Down, down, relentlessly down, like a pendulum the rocket came. And Poe howled, furiously, and shrank back with every sweep and sweep of the rocket cutting and ravening the air! All the dead sea seemed a pit in which, trapped, they waited the sinking of the dread machinery, the glistening ax; they were people under the avalanche!
“The snakes!” screamed Poe.
And luminous serpentines of undulant green hurtled toward the rocket. But it came down, a sweep, a fire, a motion, and it lay panting out exhaustions of red plumage on the sand, a mile away.
“At it!” shrieked Poe. “The plan’s changed! Only one chance! Run! At it! At it! Drown them with our bodies! Kill them!”
And as if he had commanded a violent sea to change its course, to suck itself free from primeval beds, the whirls and savage gouts of fire spread and ran like wind and rain and stark lightning over the sea sands, down empty river deltas, shadowing and screaming, whistling and whining, sputtering and coalescing toward the rocket which, extinguished, lay like a clean metal torch in the farthest hollow.
As if a great charred caldron of sparkling lava had been overturned, the boiling people and snapping animals churned down the dry fathoms.
“Kill them!” screamed Poe, running.
The rocket men leaped out of their ship, guns ready. They stalked about, sniffing the air like hounds. They saw nothing. They relaxed.
The captain stepped forth last. He gave sharp commands. Wood was gathered, kindled, and a fire leaped up in an instant. The captain beckoned his men into a half circle about him.
“A new world,” he said, forcing himself to speak deliberately, though he glanced nervously, now and again, over his shoulder at the empty sea. “The old world left behind. A new start. What more symbolic than that we here dedicate ourselves all the more firmly to science and progress.” He nodded crisply to his lieutenant. “The books.”
Firelight limned the faded gilt titles: The Willows, The Outsider, Behold, The Dreamer, Dr. Jekyll and Mr. Hyde, The Land of Oz, Pellucidar, The Land That Time Forgot, A Midsummer Night’s Dream, and the monstrous names of Machen and Edgar Allan Poe, and Cabell and Dunsany and Blackwood and Lewis Carroll; the names, the old names, the evil names.
“A new world. With a gesture, we burn the last of the old.”
The captain ripped pages from the books. Leaf by seared leaf, he fed them into the fire.
A scream!
Leaping back, the men stared beyond the firelight at the edges of the encroaching and uninhabited sea.
Another scream! A high and wailing thing, like the death of a dragon and the thrashing of a bronzed whale left gasping when the waters of a leviathan’s sea drain down the shingles and evaporate.

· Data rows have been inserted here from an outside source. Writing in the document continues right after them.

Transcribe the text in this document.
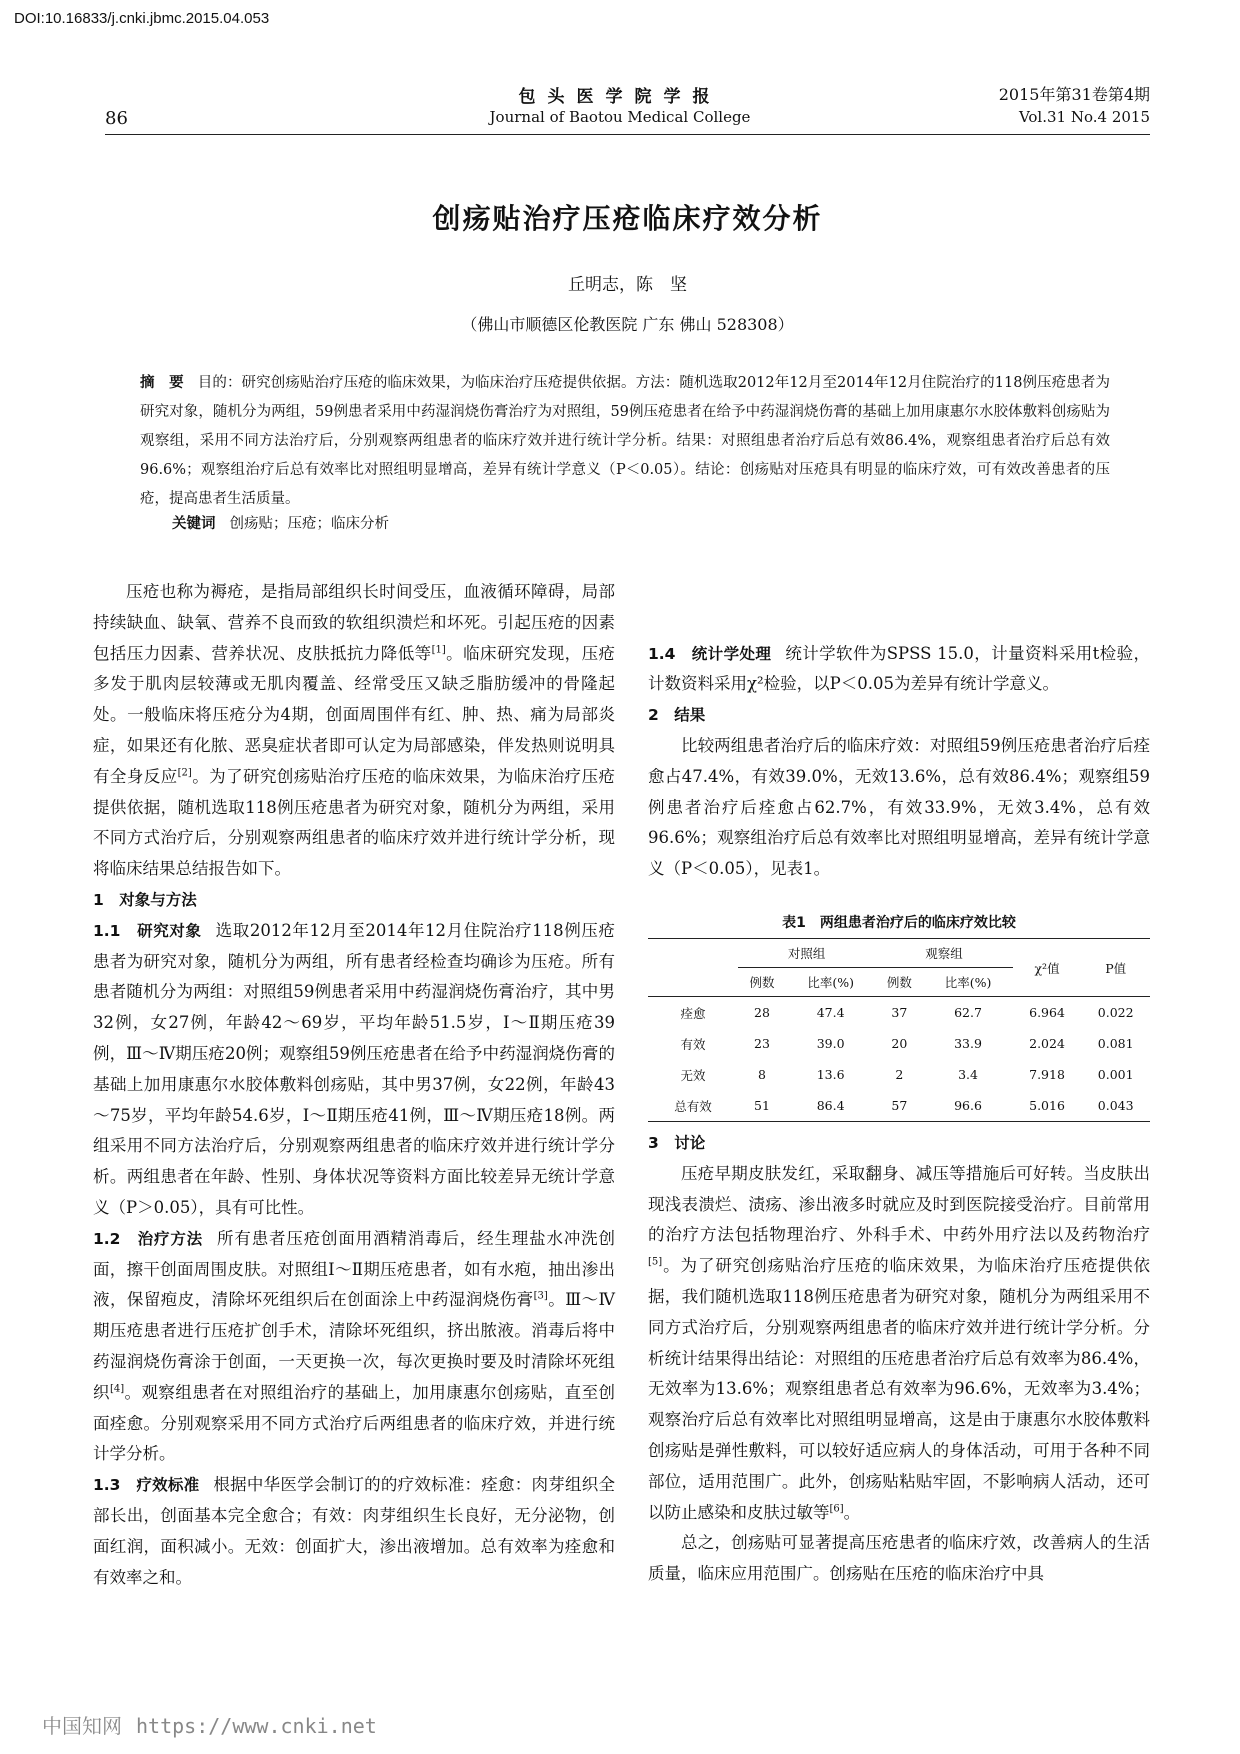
DOI:10.16833/j.cnki.jbmc.2015.04.053
86
包头医学院学报
Journal of Baotou Medical College
2015年第31卷第4期
Vol.31 No.4 2015
创疡贴治疗压疮临床疗效分析
丘明志，陈　坚
（佛山市顺德区伦教医院 广东 佛山 528308）
摘　要 目的：研究创疡贴治疗压疮的临床效果，为临床治疗压疮提供依据。方法：随机选取2012年12月至2014年12月住院治疗的118例压疮患者为研究对象，随机分为两组，59例患者采用中药湿润烧伤膏治疗为对照组，59例压疮患者在给予中药湿润烧伤膏的基础上加用康惠尔水胶体敷料创疡贴为观察组，采用不同方法治疗后，分别观察两组患者的临床疗效并进行统计学分析。结果：对照组患者治疗后总有效86.4%，观察组患者治疗后总有效96.6%；观察组治疗后总有效率比对照组明显增高，差异有统计学意义（P＜0.05）。结论：创疡贴对压疮具有明显的临床疗效，可有效改善患者的压疮，提高患者生活质量。
关键词 创疡贴；压疮；临床分析

压疮也称为褥疮，是指局部组织长时间受压，血液循环障碍，局部持续缺血、缺氧、营养不良而致的软组织溃烂和坏死。引起压疮的因素包括压力因素、营养状况、皮肤抵抗力降低等[1]。临床研究发现，压疮多发于肌肉层较薄或无肌肉覆盖、经常受压又缺乏脂肪缓冲的骨隆起处。一般临床将压疮分为4期，创面周围伴有红、肿、热、痛为局部炎症，如果还有化脓、恶臭症状者即可认定为局部感染，伴发热则说明具有全身反应[2]。为了研究创疡贴治疗压疮的临床效果，为临床治疗压疮提供依据，随机选取118例压疮患者为研究对象，随机分为两组，采用不同方式治疗后，分别观察两组患者的临床疗效并进行统计学分析，现将临床结果总结报告如下。

1　对象与方法

1.1　研究对象 选取2012年12月至2014年12月住院治疗118例压疮患者为研究对象，随机分为两组，所有患者经检查均确诊为压疮。所有患者随机分为两组：对照组59例患者采用中药湿润烧伤膏治疗，其中男32例，女27例，年龄42～69岁，平均年龄51.5岁，Ⅰ～Ⅱ期压疮39例，Ⅲ～Ⅳ期压疮20例；观察组59例压疮患者在给予中药湿润烧伤膏的基础上加用康惠尔水胶体敷料创疡贴，其中男37例，女22例，年龄43～75岁，平均年龄54.6岁，Ⅰ～Ⅱ期压疮41例，Ⅲ～Ⅳ期压疮18例。两组采用不同方法治疗后，分别观察两组患者的临床疗效并进行统计学分析。两组患者在年龄、性别、身体状况等资料方面比较差异无统计学意义（P＞0.05），具有可比性。

1.2　治疗方法 所有患者压疮创面用酒精消毒后，经生理盐水冲洗创面，擦干创面周围皮肤。对照组Ⅰ～Ⅱ期压疮患者，如有水疱，抽出渗出液，保留疱皮，清除坏死组织后在创面涂上中药湿润烧伤膏[3]。Ⅲ～Ⅳ期压疮患者进行压疮扩创手术，清除坏死组织，挤出脓液。消毒后将中药湿润烧伤膏涂于创面，一天更换一次，每次更换时要及时清除坏死组织[4]。观察组患者在对照组治疗的基础上，加用康惠尔创疡贴，直至创面痊愈。分别观察采用不同方式治疗后两组患者的临床疗效，并进行统计学分析。

1.3　疗效标准 根据中华医学会制订的的疗效标准：痊愈：肉芽组织全部长出，创面基本完全愈合；有效：肉芽组织生长良好，无分泌物，创面红润，面积减小。无效：创面扩大，渗出液增加。总有效率为痊愈和有效率之和。

1.4　统计学处理 统计学软件为SPSS 15.0，计量资料采用t检验，计数资料采用χ²检验，以P＜0.05为差异有统计学意义。

2　结果

比较两组患者治疗后的临床疗效：对照组59例压疮患者治疗后痊愈占47.4%，有效39.0%，无效13.6%，总有效86.4%；观察组59例患者治疗后痊愈占62.7%，有效33.9%，无效3.4%，总有效96.6%；观察组治疗后总有效率比对照组明显增高，差异有统计学意义（P＜0.05），见表1。

表1　两组患者治疗后的临床疗效比较
	对照组		观察组		χ²值	P值
	例数	比率(%)	例数	比率(%)		
痊愈	28	47.4	37	62.7	6.964	0.022
有效	23	39.0	20	33.9	2.024	0.081
无效	8	13.6	2	3.4	7.918	0.001
总有效	51	86.4	57	96.6	5.016	0.043

3　讨论

压疮早期皮肤发红，采取翻身、减压等措施后可好转。当皮肤出现浅表溃烂、渍疡、渗出液多时就应及时到医院接受治疗。目前常用的治疗方法包括物理治疗、外科手术、中药外用疗法以及药物治疗[5]。为了研究创疡贴治疗压疮的临床效果，为临床治疗压疮提供依据，我们随机选取118例压疮患者为研究对象，随机分为两组采用不同方式治疗后，分别观察两组患者的临床疗效并进行统计学分析。分析统计结果得出结论：对照组的压疮患者治疗后总有效率为86.4%，无效率为13.6%；观察组患者总有效率为96.6%，无效率为3.4%；观察治疗后总有效率比对照组明显增高，这是由于康惠尔水胶体敷料创疡贴是弹性敷料，可以较好适应病人的身体活动，可用于各种不同部位，适用范围广。此外，创疡贴粘贴牢固，不影响病人活动，还可以防止感染和皮肤过敏等[6]。

总之，创疡贴可显著提高压疮患者的临床疗效，改善病人的生活质量，临床应用范围广。创疡贴在压疮的临床治疗中具

中国知网 https://www.cnki.net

It was the sound of air rushing in to fill a vacuum, where, a moment before, there had been something!
The captain neatly disposed of the last book by putting it into the fire.
The air stopped quivering.
Silence!
The rocket men leaned and listened.
“Captain, did you hear it?”
“No.”
“Like a wave, sir. On the sea bottom! I thought I saw something. Over there. A black wave. Big. Running at us.”
“You were mistaken.”
“There, sir!”
“What?”
“See it? There! The city! Way over! That green city near the lake! It’s splitting in half. It’s falling!”

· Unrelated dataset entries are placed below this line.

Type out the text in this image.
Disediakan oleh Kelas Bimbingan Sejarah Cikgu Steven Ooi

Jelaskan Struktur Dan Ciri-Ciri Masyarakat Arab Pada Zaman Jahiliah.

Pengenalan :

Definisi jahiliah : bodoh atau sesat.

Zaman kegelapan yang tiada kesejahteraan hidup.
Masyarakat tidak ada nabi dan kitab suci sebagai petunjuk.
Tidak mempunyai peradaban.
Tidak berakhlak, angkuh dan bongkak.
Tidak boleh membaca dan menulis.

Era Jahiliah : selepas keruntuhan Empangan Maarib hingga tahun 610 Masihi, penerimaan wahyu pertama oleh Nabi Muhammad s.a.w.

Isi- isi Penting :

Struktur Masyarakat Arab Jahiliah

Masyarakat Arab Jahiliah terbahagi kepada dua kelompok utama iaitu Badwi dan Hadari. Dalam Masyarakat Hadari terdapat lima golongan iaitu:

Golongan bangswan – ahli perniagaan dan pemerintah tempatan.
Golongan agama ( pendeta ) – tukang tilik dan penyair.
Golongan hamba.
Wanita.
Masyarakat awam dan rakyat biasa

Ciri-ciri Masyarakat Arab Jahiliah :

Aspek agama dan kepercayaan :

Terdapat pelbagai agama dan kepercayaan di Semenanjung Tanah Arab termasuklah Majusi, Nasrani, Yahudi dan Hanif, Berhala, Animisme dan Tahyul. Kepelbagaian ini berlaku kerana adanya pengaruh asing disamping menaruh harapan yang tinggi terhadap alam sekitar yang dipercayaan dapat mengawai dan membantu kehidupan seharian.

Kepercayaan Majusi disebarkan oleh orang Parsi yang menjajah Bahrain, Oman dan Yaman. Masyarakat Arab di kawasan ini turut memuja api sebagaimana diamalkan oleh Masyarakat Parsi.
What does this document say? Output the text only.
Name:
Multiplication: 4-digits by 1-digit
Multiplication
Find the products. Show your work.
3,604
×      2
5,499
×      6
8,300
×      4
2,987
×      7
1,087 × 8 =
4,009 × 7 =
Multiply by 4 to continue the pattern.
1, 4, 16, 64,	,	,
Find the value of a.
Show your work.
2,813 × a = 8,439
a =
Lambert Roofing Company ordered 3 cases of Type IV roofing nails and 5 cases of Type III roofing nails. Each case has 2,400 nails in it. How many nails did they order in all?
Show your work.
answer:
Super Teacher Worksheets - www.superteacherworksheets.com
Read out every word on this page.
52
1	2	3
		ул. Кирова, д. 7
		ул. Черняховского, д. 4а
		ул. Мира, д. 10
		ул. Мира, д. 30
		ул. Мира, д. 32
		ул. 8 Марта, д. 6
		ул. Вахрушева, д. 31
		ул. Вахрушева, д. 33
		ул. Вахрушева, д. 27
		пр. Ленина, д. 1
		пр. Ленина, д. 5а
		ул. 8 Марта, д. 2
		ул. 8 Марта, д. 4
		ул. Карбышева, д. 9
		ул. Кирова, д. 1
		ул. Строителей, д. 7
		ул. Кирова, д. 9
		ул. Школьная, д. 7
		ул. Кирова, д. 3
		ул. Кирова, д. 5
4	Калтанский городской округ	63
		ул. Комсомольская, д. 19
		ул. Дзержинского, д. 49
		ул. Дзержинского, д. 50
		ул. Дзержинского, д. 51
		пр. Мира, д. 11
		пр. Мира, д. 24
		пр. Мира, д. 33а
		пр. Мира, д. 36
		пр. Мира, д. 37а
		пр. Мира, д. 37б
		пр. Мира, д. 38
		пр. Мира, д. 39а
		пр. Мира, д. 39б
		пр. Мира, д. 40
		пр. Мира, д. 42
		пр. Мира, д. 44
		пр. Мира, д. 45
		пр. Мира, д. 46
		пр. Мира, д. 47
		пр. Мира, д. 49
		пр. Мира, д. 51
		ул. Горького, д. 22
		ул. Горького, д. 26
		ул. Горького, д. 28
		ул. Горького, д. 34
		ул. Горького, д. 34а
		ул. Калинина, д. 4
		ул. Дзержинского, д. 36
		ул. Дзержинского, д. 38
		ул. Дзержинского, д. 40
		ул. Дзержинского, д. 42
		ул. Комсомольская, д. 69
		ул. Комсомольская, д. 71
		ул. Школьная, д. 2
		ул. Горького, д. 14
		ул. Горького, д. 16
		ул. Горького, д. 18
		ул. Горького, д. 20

The men squinted and shuffled forward.
Smith stood trembling among them. He put his hand to his head as if to find a thought there. “I remember. Yes, now I do. A long time back. When I was a child. A book I read. A story. Oz, I think it was. Yes, Oz, The Emerald City of Oz . . .”
“Oz? Never heard of it.”
“Yes, Oz, that’s what it was. I saw it just now, like in the story. I saw it fall.”
“Smith!”
“Yes, sir?”
“Report for psychoanalysis tomorrow.”
“Yes, sir!” A brisk salute.
“Be careful.”
Then men tiptoed, guns alert, beyond the ship’s aseptic light to gaze at the long sea and the low hills.
“Why,” whispered Smith, disappointed, “there’s no one here at all, is there? No one here at all.”
The wind blew sand over his shoes, whining.